Этот последний тип перевода Борхес, насколько могу понять, и называет «классическим». Им он, по-моему, прежде всего и занимается. Я бы здесь говорил даже о новой литературной антропологии, которую имеет в виду Борхес при своих рецензионных оценках и разворачивает в собственной переводческой работе. В его версии «человека литературного» как «человека переводящего» мы, что характерно, вообще не найдем таких характеристик, как знание языка — будь то чужого, будь то родного (переводы, чаще всего обсуждаемые Борхесом — скажем, поэм Гомера и сказок «Тысячи и одной ночи», — сделаны с языков, которых писатель вообще не знал; ср. настойчиво повторяемую им реплику о незнании греческого Дантом и Шекспиром). Скорее, здесь важны такие качества, как сознательность, собранность, внимание (вместе с тем Борхес все время помнит, что постоянно держаться на высоте предельной сосредоточенности невозможно, отсюда новые и новые прочтения одного текста, которыми мы во многом обязаны не столько рождению нового интереса, сколько забвению старого смысла). Как способность к перевоплощениям, анти-повторяемость, я бы даже рискнул сказать, «не-верность» — неверность тексту, неверность самому себе, сказанному автором или тобой прежде[32]
. Как, наконец, предчувствие будущего, сознание собственной неокончательности, неизбежности временного разрыва и перетолкования сказанного, открытости текста в завтрашний день и непредвосхитимости его перемен вместе с изменениями языка, мысли, человеческого сознания[33].Соответственно, главными для Борхеса были даже не переводы отдельных книг (таких работ у него как раз не очень много — Фолкнер, Вулф, Мишо), а случайные, полускрытые, «косвенные», говоря его любимым словом, заведомо неклассические формы перевода: отрывок, процитированный в рецензии, фрагмент, переведенный (и нередко с третьего языка-посредника) для антологии, всевозможные «Музеи», «Надписи» и тому подобные жанры в виде приложений к собственным книгам и проч., собственный текст, выданный за перевод, и наоборот. Перевод для Борхеса — не просветительская транспортировка всеобщей, готовой и обязательной классики с одного языкового склада на другой. Поэтому и «реалистический» подход к переводу (как и вся стоящая за ним эстетика реалистического романа XIX века) для него — достояние лишь одной и, в общем, не такой уж длинной литературной эпохи, которая к тому же, видимо, завершилась. «До» нее пишущие свободно создавали свои книги из любого подручного материала, далеко не в первую очередь заботясь при этом о «точности» (поскольку не знали позднейшего понятия литературы, автора, книги и подобных им буржуазных правово-экономических установлений). «После» нее, уже в собственно борхесовское время, все эти категории, не теряя своего смысла на рынке и в суде, были поставлены под сомнение в культуре. Всякому сколько-нибудь сознательному, литературно-совестливому писателю пришлось теперь задаться вопросами, как и для кого писать, как быть писателем. Из чего и родилась борхесовская литература, вобравшая, наряду со многим прочим, его чувства и мысли читателя, критика, переводчика.

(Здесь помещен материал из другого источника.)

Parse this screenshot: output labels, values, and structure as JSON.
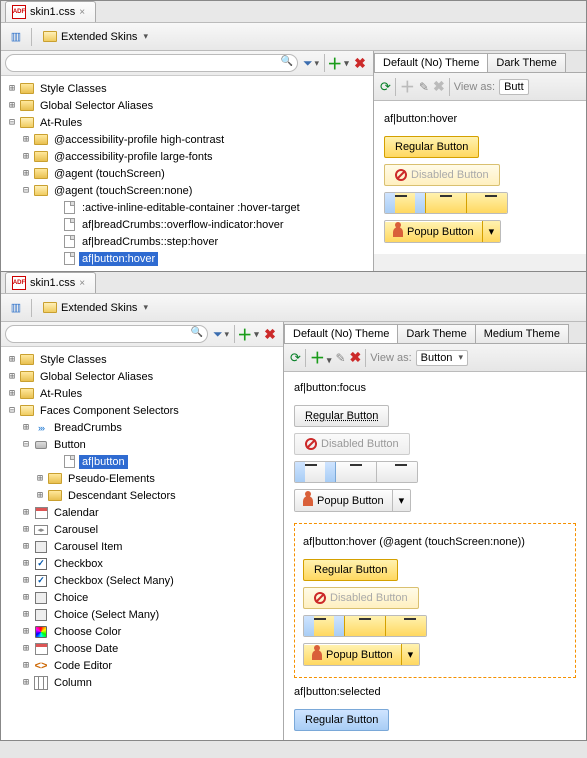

Логично завершить эти рассуждения несколькими словами о Борхесе на русском языке, на который его переводят уже больше четверти века[34]
. За это время значительная часть опубликованного писателем и от своего имени, и в соавторстве появилась по-русски. Вышли, считая настоящее, два собрания сочинений (первое, рижское, 1994 года — двумя изданиями), издается «Личная библиотека Борхеса», публикуется подготовленная им с Бьоем Касаресом серия детективов и проч. Кроме Москвы и Петербурга, переводы Борхеса за это время печатались в газетах, журналах и книгах в Киеве, Минске, Алма-Ате, Риге, Таллинне, Ереване, Челябинске, Ростове-на-Дону, причем в изданиях — особенно по советским цензурным порядкам — иногда самых неожиданных, от, например, ротапринтных служебных материалов к XVIII Всемирному философскому конгрессу до, скажем, журнала «Семья и школа» или газеты «Вечерний Челябинск».